Reputation: 1173
I'm working on a project where I need to detect faces in very messy videos (recorded from an egocentric point of view, so you can imagine..). Faces can have angles of yaw that variate between -90 and +90, pitch with almost the same variation (well, a bit lower due to the human body constraints..) and possibly some roll variations too.
I've spent a lot of time searching for some pose independent face detector. In my project I'm using OpenCV but OpenCV face detector is not even close to the detection rate I need. It has very good results on frontal faces but almost zero results on profile faces. Using haarcascade .xml files trained on profile images doesn't really help. Combining frontal and profile cascades yield slightly better results but still, not even close to what I need.
Training my own haarcascade will be my very last resource since the huge computational (or time) requirements.
By now, what I'm asking is any help or any advice regarding this matter. The requirements for a face detector I could use are:
Real time is not an issue by now, detection rate is everything I care right now.

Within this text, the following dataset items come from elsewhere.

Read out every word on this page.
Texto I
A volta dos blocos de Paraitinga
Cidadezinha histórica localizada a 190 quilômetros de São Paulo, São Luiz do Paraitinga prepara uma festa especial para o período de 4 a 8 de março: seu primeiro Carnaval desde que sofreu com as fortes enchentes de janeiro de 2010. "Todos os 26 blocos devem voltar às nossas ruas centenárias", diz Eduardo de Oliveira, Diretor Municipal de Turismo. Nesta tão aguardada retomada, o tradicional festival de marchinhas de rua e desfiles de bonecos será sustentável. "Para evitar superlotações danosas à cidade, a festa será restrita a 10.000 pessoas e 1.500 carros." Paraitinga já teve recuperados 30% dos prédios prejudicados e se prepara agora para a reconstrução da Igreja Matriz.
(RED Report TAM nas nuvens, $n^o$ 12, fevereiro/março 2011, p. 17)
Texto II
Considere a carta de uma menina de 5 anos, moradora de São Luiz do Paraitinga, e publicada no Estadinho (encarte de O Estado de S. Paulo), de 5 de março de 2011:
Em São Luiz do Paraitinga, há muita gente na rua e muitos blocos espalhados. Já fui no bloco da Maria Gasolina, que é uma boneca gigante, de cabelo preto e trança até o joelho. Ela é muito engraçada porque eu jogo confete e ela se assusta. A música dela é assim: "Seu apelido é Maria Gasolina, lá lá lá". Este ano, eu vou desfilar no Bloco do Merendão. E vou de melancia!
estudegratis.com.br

I've seen many papers achieving these results but i couldn't find any code that I could use.
I sincerely thank for any help that you'll be able to provide.
Upvotes: 1
Views: 1100
Reputation: 5708
perhaps not an answer but too long to put into comment.
you can use opencv_traincascade.exe to train a new detector that can detect a wider variety of poses. this post may be of help. http://note.sonots.com/SciSoftware/haartraining.html. i have managed to trained a detector that is sensitive within -50:+50 yaw by using feret data set. for my case, we did not want to detect purely side faces so training data is prepared accordingly. since feret already provides convenient pose variations it might be possible to train a detector somewhat close to your specification. time is not an issue if you are using lbp features, training completes in 4-5 hours at most and it goes even faster(15-30min) by setting appropriate parameters and using fewer training data(useful for ascertaining whether the detector is going to produce the output you expected).
Upvotes: 1